Georgie couldn’t think about joyless Joyce or the fact that her obstetrician was named Dr. Beaver. Yes, it was the humor of a twelve-year-old to laugh at something as childish as that. But holy freaking semi-aquatic rodent! Her obstetrician’s last name was Beaver, and he just dropped that she was two months along in this pregnancy!
She stared at the doctor, her mind spinning. “How can I be eight weeks pregnant?”
The man sat down on a stool and leaned in. “Well, Georgiana, it all starts with a happy little egg who’s hoping to meet an eager little sperm.”
Georgie shared a look with her husband, who appeared as gobsmacked as a happy little sperm running into a hopeful little egg.
“Dr. Beaver, I know how it happens. I just didn’t expect to be so far along,” she offered.
The shiny ob-gyn pulled a sheet of paper from his pocket. “I picked up your labs, and the blood doesn’t lie. According to what you reported as the first day of your last period and taking into account the amount of hCG hormone detected in your blood sample, I’d put your due date around the twenty-second of June.”

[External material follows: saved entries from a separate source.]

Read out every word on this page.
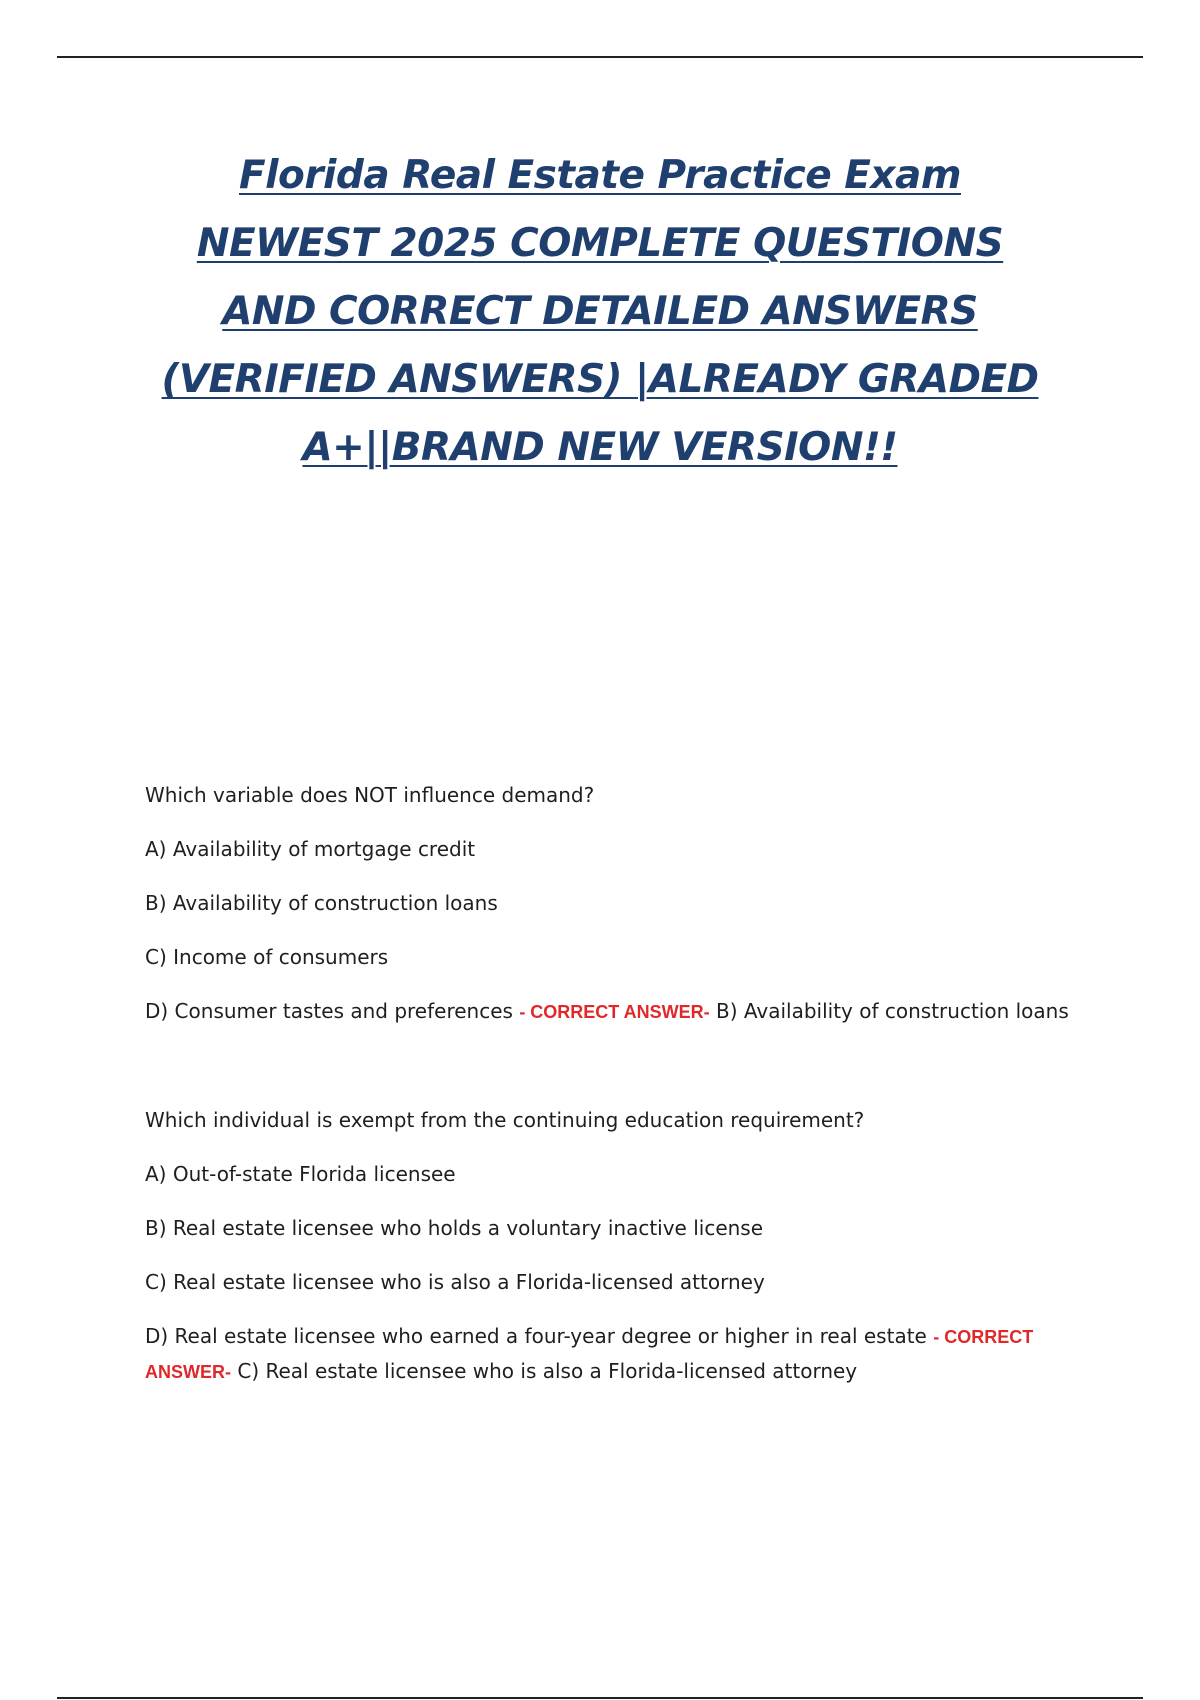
Florida Real Estate Practice Exam NEWEST 2025 COMPLETE QUESTIONS AND CORRECT DETAILED ANSWERS (VERIFIED ANSWERS) |ALREADY GRADED A+||BRAND NEW VERSION!!
Which variable does NOT influence demand?
A) Availability of mortgage credit
B) Availability of construction loans
C) Income of consumers
D) Consumer tastes and preferences - CORRECT ANSWER- B) Availability of construction loans
Which individual is exempt from the continuing education requirement?
A) Out-of-state Florida licensee
B) Real estate licensee who holds a voluntary inactive license
C) Real estate licensee who is also a Florida-licensed attorney
D) Real estate licensee who earned a four-year degree or higher in real estate - CORRECT ANSWER- C) Real estate licensee who is also a Florida-licensed attorney
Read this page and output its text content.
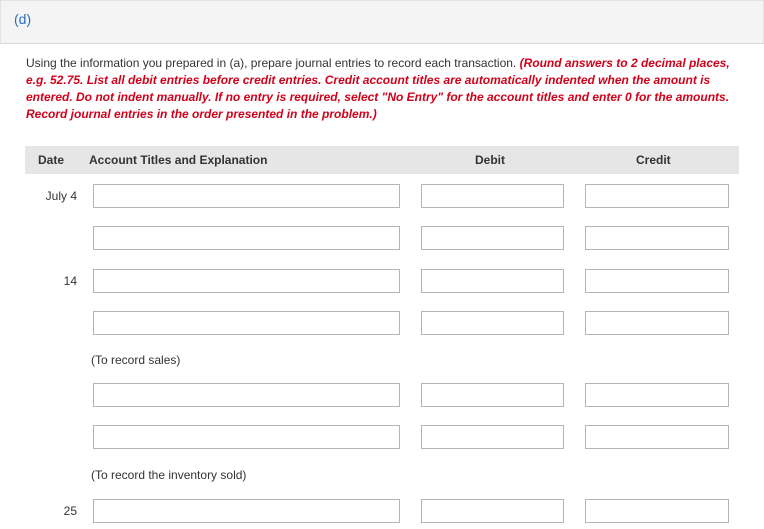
(d)
Using the information you prepared in (a), prepare journal entries to record each transaction. (Round answers to 2 decimal places, e.g. 52.75. List all debit entries before credit entries. Credit account titles are automatically indented when the amount is entered. Do not indent manually. If no entry is required, select "No Entry" for the account titles and enter 0 for the amounts. Record journal entries in the order presented in the problem.)
Date Account Titles and Explanation	Debit	Credit
July 4
14
(To record sales)
(To record the inventory sold)
25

“You’re kidding,” Jordan breathed.
Dr. Beaver’s features grew pensive. “No, I’m science-ing.”
Her husband squeezed her hand. “Georgie, that was the date of the Denver Trot last year. What are the chances we’d have a baby due the same day a year later?”

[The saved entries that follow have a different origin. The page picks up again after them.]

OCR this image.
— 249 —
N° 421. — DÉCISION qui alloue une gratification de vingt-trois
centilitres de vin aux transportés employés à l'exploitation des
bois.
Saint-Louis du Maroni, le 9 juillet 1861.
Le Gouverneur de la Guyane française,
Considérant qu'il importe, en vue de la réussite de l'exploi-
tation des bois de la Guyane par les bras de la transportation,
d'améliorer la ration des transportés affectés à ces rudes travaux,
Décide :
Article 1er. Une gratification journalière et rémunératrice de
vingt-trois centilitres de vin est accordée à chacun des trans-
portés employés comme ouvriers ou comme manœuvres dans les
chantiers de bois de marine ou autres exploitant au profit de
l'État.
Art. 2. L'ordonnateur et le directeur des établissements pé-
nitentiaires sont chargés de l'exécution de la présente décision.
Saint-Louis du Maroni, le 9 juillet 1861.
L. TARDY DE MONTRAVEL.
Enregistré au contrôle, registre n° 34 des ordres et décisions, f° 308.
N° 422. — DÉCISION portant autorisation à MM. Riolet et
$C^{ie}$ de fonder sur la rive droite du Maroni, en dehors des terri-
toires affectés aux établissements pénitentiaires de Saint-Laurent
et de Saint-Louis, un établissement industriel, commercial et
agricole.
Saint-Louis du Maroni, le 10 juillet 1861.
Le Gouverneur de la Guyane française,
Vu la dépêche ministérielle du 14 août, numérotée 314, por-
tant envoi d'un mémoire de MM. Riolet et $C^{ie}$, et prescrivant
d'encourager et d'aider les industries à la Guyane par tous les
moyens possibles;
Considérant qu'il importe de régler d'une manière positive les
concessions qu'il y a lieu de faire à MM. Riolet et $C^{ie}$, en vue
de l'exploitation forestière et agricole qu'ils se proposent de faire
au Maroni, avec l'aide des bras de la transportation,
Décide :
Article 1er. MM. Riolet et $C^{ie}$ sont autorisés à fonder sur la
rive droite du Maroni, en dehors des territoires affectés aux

“Fairly high if you’re not practicing safe sex,” the doctor answered, glancing at Joyce’s notes in the chart.
It didn’t seem real!
Last June, she’d met Jordan. They’d fallen in love while competing in the CityBeat Battle of the Blogs. They’d gotten engaged on live TV only a couple of months later, and now, they would be welcoming a child all in a year!
Talk about hitting life’s significant milestones like a speed racer!
“How accurate are those blood tests? Is there a chance it could be a false positive? Or could it be my cycle recalibrating?” she asked, throwing out the equivalent of a pregnancy Hail Mary.
Dr. Beaver frowned. “There’s basically no chance that you’re not pregnant.”
“But how are you so sure?” she queried, like a spunky, prenatal Nancy Drew.